Tout commence en 1996. Laurent Ruquier m’avait demandé de venir participer à son émission sur France-Inter à l’occasion de la sorte de mon roman Jubilations vers le ciel ; à l’époque, son émission s’appelait Rien à cirer. Depuis ce moment, malgré quelques espacements dans le temps, j’ai toujours travaillé avec lui. Parfois, pendant des années, je ne l’ai plus vraiment vu. Dans les années 2000, il a fait appel à moi comme chroniqueur. De 2010 à 2014, j’ai participé à son émission On va s’gêner ! Puis, j’ai participé aux Grosses Têtes, l’an dernier, sur RTL. Un jour, il m’a demandé si j’étais partant pour On n’est pas couché. C’était il y a un an.
Est-ce que vous avez hésité ?
Pas une fraction de seconde ! D’une part, pour admiration pour Laurent ; d’autre part, c’est un poste qui ne se refuse pas.
Qu’est-ce qui vous intéressait ? Le fort impact médiatique ? Ou faire passer des messages, des idées ?
Faire passer des choses. C’est le service public. Mon idée ? Utiliser ma petite culture, et mon intelligence moyenne, mais personnelle, pour trouver des angles afin de défricher des aspects de l’actualité. C’est passionnant car dans une même émission, on peut trouver Alain Finkielkraut et Sylvie Vartan. Le grand écart, j’adore ça, moi qui aime autant Michel Delpech que Franz Liszt. J’adore à la fois Frank Zappa et Michel Delpech. Donc, ça me parle. Je peux, dans la même journée, regarder Les gendarmes de Saint-Tropez et lire du Heidegger.

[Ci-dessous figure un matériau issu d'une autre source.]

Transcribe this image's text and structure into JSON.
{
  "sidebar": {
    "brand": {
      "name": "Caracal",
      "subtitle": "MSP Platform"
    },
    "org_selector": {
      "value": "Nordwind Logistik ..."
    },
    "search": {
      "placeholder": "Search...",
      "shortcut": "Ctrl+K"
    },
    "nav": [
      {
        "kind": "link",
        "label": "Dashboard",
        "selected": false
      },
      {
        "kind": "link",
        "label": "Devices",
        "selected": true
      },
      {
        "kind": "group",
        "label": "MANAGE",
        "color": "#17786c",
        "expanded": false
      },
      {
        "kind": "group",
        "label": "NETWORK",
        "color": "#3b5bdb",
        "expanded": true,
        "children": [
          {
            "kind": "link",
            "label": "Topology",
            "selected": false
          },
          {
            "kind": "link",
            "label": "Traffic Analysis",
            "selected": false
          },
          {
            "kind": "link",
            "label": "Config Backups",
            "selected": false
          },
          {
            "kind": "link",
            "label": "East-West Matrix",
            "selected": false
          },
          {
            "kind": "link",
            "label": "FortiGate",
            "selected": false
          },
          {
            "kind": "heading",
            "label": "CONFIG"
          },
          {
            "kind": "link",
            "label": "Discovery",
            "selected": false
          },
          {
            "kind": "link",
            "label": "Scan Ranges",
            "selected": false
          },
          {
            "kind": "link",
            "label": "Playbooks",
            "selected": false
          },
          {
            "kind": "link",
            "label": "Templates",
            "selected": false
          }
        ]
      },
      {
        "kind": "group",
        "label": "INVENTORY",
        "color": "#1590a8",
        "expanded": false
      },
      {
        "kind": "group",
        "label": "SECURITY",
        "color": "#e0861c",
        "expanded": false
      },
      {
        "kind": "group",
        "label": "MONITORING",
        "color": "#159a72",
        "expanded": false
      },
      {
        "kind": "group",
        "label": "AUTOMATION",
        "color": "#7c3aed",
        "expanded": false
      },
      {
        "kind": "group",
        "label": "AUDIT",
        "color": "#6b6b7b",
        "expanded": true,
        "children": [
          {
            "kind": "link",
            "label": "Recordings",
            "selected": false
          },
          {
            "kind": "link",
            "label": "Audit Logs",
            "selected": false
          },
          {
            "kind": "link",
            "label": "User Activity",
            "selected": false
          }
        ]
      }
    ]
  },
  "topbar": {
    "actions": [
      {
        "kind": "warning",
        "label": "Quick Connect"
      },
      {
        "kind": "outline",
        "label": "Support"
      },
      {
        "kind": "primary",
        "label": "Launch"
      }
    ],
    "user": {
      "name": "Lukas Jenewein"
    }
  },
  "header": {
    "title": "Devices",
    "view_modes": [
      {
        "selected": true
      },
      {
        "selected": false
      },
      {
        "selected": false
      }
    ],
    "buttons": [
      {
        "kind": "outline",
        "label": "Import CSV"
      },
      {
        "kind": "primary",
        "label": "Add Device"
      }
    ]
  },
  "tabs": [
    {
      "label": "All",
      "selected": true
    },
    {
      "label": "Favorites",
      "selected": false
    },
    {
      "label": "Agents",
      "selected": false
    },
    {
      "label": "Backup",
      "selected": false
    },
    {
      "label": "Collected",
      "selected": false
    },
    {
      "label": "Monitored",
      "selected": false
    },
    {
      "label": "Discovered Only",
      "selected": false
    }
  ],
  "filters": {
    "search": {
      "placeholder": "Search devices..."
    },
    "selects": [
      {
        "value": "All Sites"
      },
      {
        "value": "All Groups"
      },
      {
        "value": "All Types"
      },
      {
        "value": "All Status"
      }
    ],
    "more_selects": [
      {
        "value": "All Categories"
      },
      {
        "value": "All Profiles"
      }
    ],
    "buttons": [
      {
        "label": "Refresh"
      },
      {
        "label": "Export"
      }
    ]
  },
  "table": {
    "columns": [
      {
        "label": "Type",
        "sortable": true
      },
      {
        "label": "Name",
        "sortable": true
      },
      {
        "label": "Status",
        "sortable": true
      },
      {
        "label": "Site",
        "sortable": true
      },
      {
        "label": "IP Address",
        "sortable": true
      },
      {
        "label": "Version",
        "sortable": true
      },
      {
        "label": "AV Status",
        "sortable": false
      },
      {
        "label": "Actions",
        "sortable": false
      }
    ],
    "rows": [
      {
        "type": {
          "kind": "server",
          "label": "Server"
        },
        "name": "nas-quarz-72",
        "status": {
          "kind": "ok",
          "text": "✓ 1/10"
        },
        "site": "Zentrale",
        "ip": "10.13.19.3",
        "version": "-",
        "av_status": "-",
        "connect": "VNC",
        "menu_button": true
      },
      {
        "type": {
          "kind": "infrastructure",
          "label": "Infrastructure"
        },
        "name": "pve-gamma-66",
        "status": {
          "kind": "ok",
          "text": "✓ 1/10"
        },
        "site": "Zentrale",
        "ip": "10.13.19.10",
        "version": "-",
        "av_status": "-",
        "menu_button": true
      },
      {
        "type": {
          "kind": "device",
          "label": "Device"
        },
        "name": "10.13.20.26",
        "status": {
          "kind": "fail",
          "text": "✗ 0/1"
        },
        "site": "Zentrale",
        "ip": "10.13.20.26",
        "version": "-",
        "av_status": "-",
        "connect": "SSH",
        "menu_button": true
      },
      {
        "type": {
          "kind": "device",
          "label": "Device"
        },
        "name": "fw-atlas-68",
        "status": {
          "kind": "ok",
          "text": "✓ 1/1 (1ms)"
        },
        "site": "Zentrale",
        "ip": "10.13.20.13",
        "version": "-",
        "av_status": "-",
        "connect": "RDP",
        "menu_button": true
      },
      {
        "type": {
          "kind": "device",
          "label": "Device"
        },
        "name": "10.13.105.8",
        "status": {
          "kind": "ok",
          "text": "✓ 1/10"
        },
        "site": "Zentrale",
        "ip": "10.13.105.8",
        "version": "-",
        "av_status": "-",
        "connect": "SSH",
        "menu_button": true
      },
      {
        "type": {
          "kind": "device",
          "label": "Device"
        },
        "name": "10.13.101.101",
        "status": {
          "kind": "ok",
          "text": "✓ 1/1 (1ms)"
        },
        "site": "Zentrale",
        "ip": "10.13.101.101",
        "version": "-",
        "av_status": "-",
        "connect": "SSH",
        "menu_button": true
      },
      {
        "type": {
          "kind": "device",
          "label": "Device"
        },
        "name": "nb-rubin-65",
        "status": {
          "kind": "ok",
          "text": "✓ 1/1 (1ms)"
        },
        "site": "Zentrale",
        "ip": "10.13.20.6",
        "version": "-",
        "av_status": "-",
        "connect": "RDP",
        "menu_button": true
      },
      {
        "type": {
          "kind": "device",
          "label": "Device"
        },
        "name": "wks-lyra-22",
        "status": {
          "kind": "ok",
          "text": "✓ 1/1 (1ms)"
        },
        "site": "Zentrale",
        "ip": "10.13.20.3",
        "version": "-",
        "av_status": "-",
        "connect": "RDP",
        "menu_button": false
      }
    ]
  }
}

On vous demande aussi des réactions et des commentaires sur la politique. Vous avez une bonne culture en la matière, mais ce n’est pas non plus votre spécialité.
C’est vrai, et ça se ressent. Au cours des quatre premières émissions, mes interventions sur la politique étaient surréalistes ; elles n’étaient pas dans le coup. Pour la première fois, au cours de la cinquième émission, Nadine Morano était ma première vraie interview politique. C’est quelque chose qui s’apprend ; je l’apprends sur le tas. Ca commence à venir. J’ai compris comment il fallait faire : il faut leur parler d’actualité. Si tu lis leur livre dans les détails, ce n’est pas super intéressant. J’ai également appris qu’il fallait oublier ses notes, les questions qu’on a préparées…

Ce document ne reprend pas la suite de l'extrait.